Девушка почтительно склонила голову и указала рукой на выход – Вас отец ожидает, без гостя к столу не велит садиться!
За трапезой тойон нахваливал Эргиля. Он в ярких красках обрисовывал обряд, утверждая, что якобы сам видел огромного духа в образе медведя с бычьими рогами, который трусливо бежал от заклятий шамана. Но Эргиль ничего не слышал и не видел, он глаз не сводил с дочери тойона. Кюнней украдкой разглядывала красивого мужественного юношу с правильными чертами лица, и тут их взгляды встретились, в их сердцах всполохнул огонь.
- А что ты на это скажешь? – ухватил обрывок последней фразы тойона Эргиль. Немного растерявшись, он обвёл взглядом именитых гостей и пожал плечами: - Я скажу одно, то, что говорил очень давно, уличив Тусьпута во лжи, он – мошенник! К тому же он опасен, другие шаманы, дали ему ключ – страшное заклятие чтобы открывать ворота в нижний мир и выпускать духов! Но самое ужасное, он не знает, как отправлять их обратно и закрывать ворота! Посчитайте сами, сколько за последний год умерло после его камланий, он ведь никого не излечил. Гоните его от домов своих, ибо накличете беду, а я после него в жилища ваши не войду!
Гости зароптали, однако к словам шамана прислушались. Впоследствии, Тусьпута к больным звать перестали, а иногда попросту запирали перед ним двери. Затаил он зло в своей черной душонке, и решил отомстить Эргилю! А пока вынашивал в голове коварный план, подался на север, за золотым песком, да знаниями черных шаманов, что жили в изгнании под гнетом страшных проклятий.
Эргиль тем временем зачастил в гости к тойону, а вскоре взял в жёны его дочь Кюнней. Говорили люди, что молодой шаман души не чаял в красавице. Так в любви и согласии прожили они холодную зиму, румяную весну, а за ней и жаркое лето. И вот уже золотом осыпало тайгу, полегла и пожухла трава на аласах, потянулись птицы в теплые края, чтобы переждав лютую зиму, вновь вернуться на родные озера. Пошли слухи, что объявился Тусьпут, только точно подтвердить это никто не мог, так, кто-то заметил в тайге человека очень на него похожего.
А тут случилось несчастье. Большой мор пошёл в дальних улусах. Пришли гонцы просить Эргиля о помощи.

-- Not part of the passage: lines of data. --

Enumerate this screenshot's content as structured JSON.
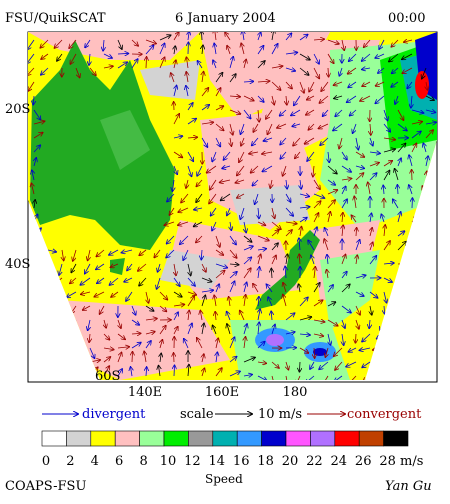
{
  "header": {
    "source": "FSU/QuikSCAT",
    "date": "6 January 2004",
    "time": "00:00"
  },
  "map": {
    "lat_labels": [
      "20S",
      "40S",
      "60S"
    ],
    "lon_labels": [
      "140E",
      "160E",
      "180"
    ]
  },
  "legend": {
    "divergent": "divergent",
    "scale": "scale",
    "scale_value": "10 m/s",
    "convergent": "convergent"
  },
  "colorbar": {
    "colors": [
      "#ffffff",
      "#d3d3d3",
      "#ffff00",
      "#ffc0c0",
      "#99ff99",
      "#00ee00",
      "#999999",
      "#00b0b0",
      "#3399ff",
      "#0000cc",
      "#ff55ff",
      "#b070ff",
      "#ff0000",
      "#c04000",
      "#000000"
    ],
    "labels": [
      0,
      2,
      4,
      6,
      8,
      10,
      12,
      14,
      16,
      18,
      20,
      22,
      24,
      26,
      28
    ],
    "unit": "m/s",
    "title": "Speed"
  },
  "footer": {
    "left": "COAPS-FSU",
    "right": "Yan Gu"
  }
}
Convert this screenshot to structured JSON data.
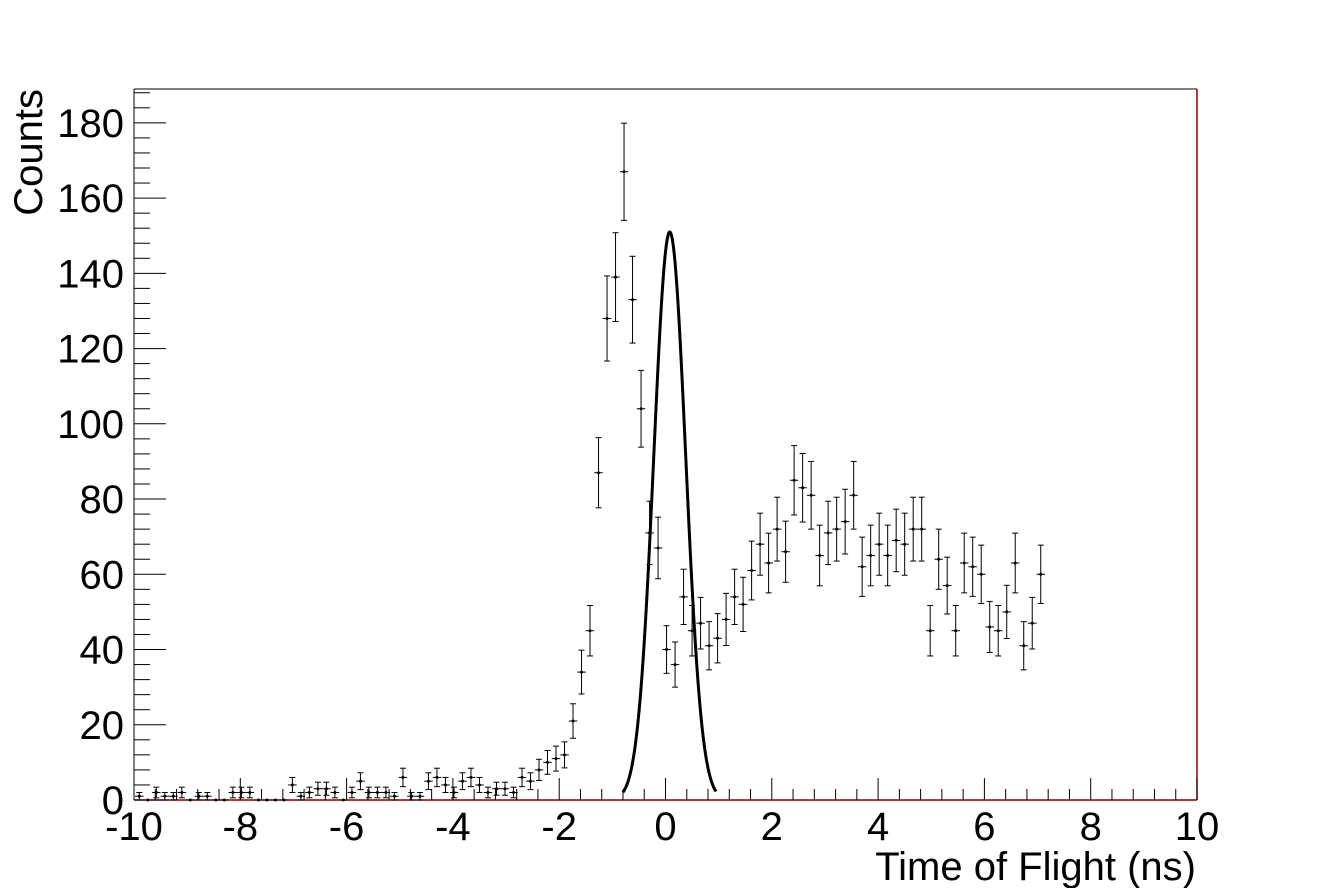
{
  "chart_data": {
    "type": "scatter",
    "title": "",
    "xlabel": "Time of Flight (ns)",
    "ylabel": "Counts",
    "xlim": [
      -10,
      10
    ],
    "ylim": [
      0,
      189
    ],
    "x_ticks": [
      -10,
      -8,
      -6,
      -4,
      -2,
      0,
      2,
      4,
      6,
      8,
      10
    ],
    "y_ticks": [
      0,
      20,
      40,
      60,
      80,
      100,
      120,
      140,
      160,
      180
    ],
    "x_tick_labels": [
      "-10",
      "-8",
      "-6",
      "-4",
      "-2",
      "0",
      "2",
      "4",
      "6",
      "8",
      "10"
    ],
    "y_tick_labels": [
      "0",
      "20",
      "40",
      "60",
      "80",
      "100",
      "120",
      "140",
      "160",
      "180"
    ],
    "bin_width": 0.16,
    "grid": false,
    "legend": "none",
    "colors": {
      "data": "#000000",
      "fit": "#000000",
      "frame_right_bottom": "#8b0000"
    },
    "series": [
      {
        "kind": "histogram_points",
        "points": [
          [
            -9.9,
            1
          ],
          [
            -9.74,
            0
          ],
          [
            -9.58,
            2
          ],
          [
            -9.42,
            1
          ],
          [
            -9.26,
            1
          ],
          [
            -9.1,
            2
          ],
          [
            -8.94,
            0
          ],
          [
            -8.78,
            1
          ],
          [
            -8.62,
            1
          ],
          [
            -8.46,
            0
          ],
          [
            -8.3,
            0
          ],
          [
            -8.14,
            2
          ],
          [
            -7.98,
            2
          ],
          [
            -7.82,
            2
          ],
          [
            -7.66,
            0
          ],
          [
            -7.5,
            0
          ],
          [
            -7.34,
            0
          ],
          [
            -7.18,
            0
          ],
          [
            -7.02,
            4
          ],
          [
            -6.86,
            1
          ],
          [
            -6.7,
            2
          ],
          [
            -6.54,
            3
          ],
          [
            -6.38,
            3
          ],
          [
            -6.22,
            2
          ],
          [
            -6.06,
            0
          ],
          [
            -5.9,
            2
          ],
          [
            -5.74,
            5
          ],
          [
            -5.58,
            2
          ],
          [
            -5.42,
            2
          ],
          [
            -5.26,
            2
          ],
          [
            -5.1,
            1
          ],
          [
            -4.94,
            6
          ],
          [
            -4.78,
            1
          ],
          [
            -4.62,
            1
          ],
          [
            -4.46,
            5
          ],
          [
            -4.3,
            6
          ],
          [
            -4.14,
            4
          ],
          [
            -3.98,
            2
          ],
          [
            -3.82,
            5
          ],
          [
            -3.66,
            6
          ],
          [
            -3.5,
            4
          ],
          [
            -3.34,
            2
          ],
          [
            -3.18,
            3
          ],
          [
            -3.02,
            3
          ],
          [
            -2.86,
            2
          ],
          [
            -2.7,
            6
          ],
          [
            -2.54,
            5
          ],
          [
            -2.38,
            8
          ],
          [
            -2.22,
            10
          ],
          [
            -2.06,
            11
          ],
          [
            -1.9,
            12
          ],
          [
            -1.74,
            21
          ],
          [
            -1.58,
            34
          ],
          [
            -1.42,
            45
          ],
          [
            -1.26,
            87
          ],
          [
            -1.1,
            128
          ],
          [
            -0.94,
            139
          ],
          [
            -0.78,
            167
          ],
          [
            -0.62,
            133
          ],
          [
            -0.46,
            104
          ],
          [
            -0.3,
            71
          ],
          [
            -0.14,
            67
          ],
          [
            0.02,
            40
          ],
          [
            0.18,
            36
          ],
          [
            0.34,
            54
          ],
          [
            0.5,
            45
          ],
          [
            0.66,
            47
          ],
          [
            0.82,
            41
          ],
          [
            0.98,
            43
          ],
          [
            1.14,
            48
          ],
          [
            1.3,
            54
          ],
          [
            1.46,
            52
          ],
          [
            1.62,
            61
          ],
          [
            1.78,
            68
          ],
          [
            1.94,
            63
          ],
          [
            2.1,
            72
          ],
          [
            2.26,
            66
          ],
          [
            2.42,
            85
          ],
          [
            2.58,
            83
          ],
          [
            2.74,
            81
          ],
          [
            2.9,
            65
          ],
          [
            3.06,
            71
          ],
          [
            3.22,
            72
          ],
          [
            3.38,
            74
          ],
          [
            3.54,
            81
          ],
          [
            3.7,
            62
          ],
          [
            3.86,
            65
          ],
          [
            4.02,
            68
          ],
          [
            4.18,
            65
          ],
          [
            4.34,
            69
          ],
          [
            4.5,
            68
          ],
          [
            4.66,
            72
          ],
          [
            4.82,
            72
          ],
          [
            4.98,
            45
          ],
          [
            5.14,
            64
          ],
          [
            5.3,
            57
          ],
          [
            5.46,
            45
          ],
          [
            5.62,
            63
          ],
          [
            5.78,
            62
          ],
          [
            5.94,
            60
          ],
          [
            6.1,
            46
          ],
          [
            6.26,
            45
          ],
          [
            6.42,
            50
          ],
          [
            6.58,
            63
          ],
          [
            6.74,
            41
          ],
          [
            6.9,
            47
          ],
          [
            7.06,
            60
          ]
        ]
      },
      {
        "kind": "fit_curve",
        "function": "gaussian",
        "amplitude": 151,
        "mean": 0.08,
        "sigma": 0.3,
        "x_range": [
          -0.8,
          0.95
        ]
      }
    ]
  }
}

Кюнней в ту пору дитя ожидала, однако сама мужа уговорила, чтоб людям помог. Собрался он в дальнюю дорогу, попрощался с любовью своей, а к утру, отправился с послами, обещал скоро вернуться, велел жене беречь себя. Так они и расстались.
     Черный всадник на тёмно-коричневой кобыле, выехал ранним морозным утром из леса и остановился на краю аласа. Украдкой оглядевшись по сторонам, он потянул на себя поводья, скинул с плеча ружьё и взвёл курки. Огромный орел напугав кобылу, со свистом спустился с небес, та грузно подалась назад. Всадник вскинул ружьё и выстрелил. Пуля легла ровно в цель. Гордая птица, цепляя потоки воздуха крылом, стремительно падала вниз, еще пару секунд и  крепкое тело с силой ударилось о землю. На лице всадника появилась злорадная ухмылка. Кобыла, направляемая седоком, наступила копытом  на грудь птицы. Издав протяжный свист, орёл расправил крылья и вытянув шею, закрыл глаза.
Человек направился к месту, откуда ветер доносил запах дыма. И чем ближе он подъезжал к стойбищу Эргиля, тем сильнее билось его сердце в предвкушении долгожданной мести.
Привязав коня в лесу, он стал осторожно пробираться к жилью. Услышав звонкое пение у ручья, человек довольно улыбнулся и проскользнул в калыман.  Отыскав  корзину с золой, которой хозяйка оттирала посуду, снял с ремня мешочек и высыпал туда его содержимое. Из кармана достал коробочку с битым в пыль стеклом и бросив следом, брезгливо перемешал. Заслышав шаги за дверью, человек спрятался за камельком. Девушка схватила корзину с золой, сложила в нее посуду и, весело напевая, выскочила во двор. Незваный гость торжествующе потер ладони. Не зря собирал он этот порошок, рискуя быть зараженным от плоти смертельно больных, для того, чтобы осуществить свой коварный замысел. Все это время он жил одной мыслью – отомстить Эргилю, уничтожить его!  Ничего другого, не хотелось его гнусной, тщеславной душе, ибо все другие чувства затмила слепая ненависть. Удовлетворенный содеянным, он скинул перчатки, вскочил в седло и пришпорив коня понесся через алас.
Возвращался Эргиль усталый и исхудавший.  Более месяца он не был дома. Вот уже вдали показались родные аласы. Он пристально вглядывался в небо, словно хотел кого-то отыскать. Но чем ближе он подъезжал к дому, тем сильнее в душе возрастало беспокойство.
- Кюнней! – громко позвал он любимую, ворвавшись в калыман. Его жена лежала, прикрыв лицо капюшоном.
- Эргиль, любимый, где ты так долго был? - едва слышно произнесла она затухающим голосом.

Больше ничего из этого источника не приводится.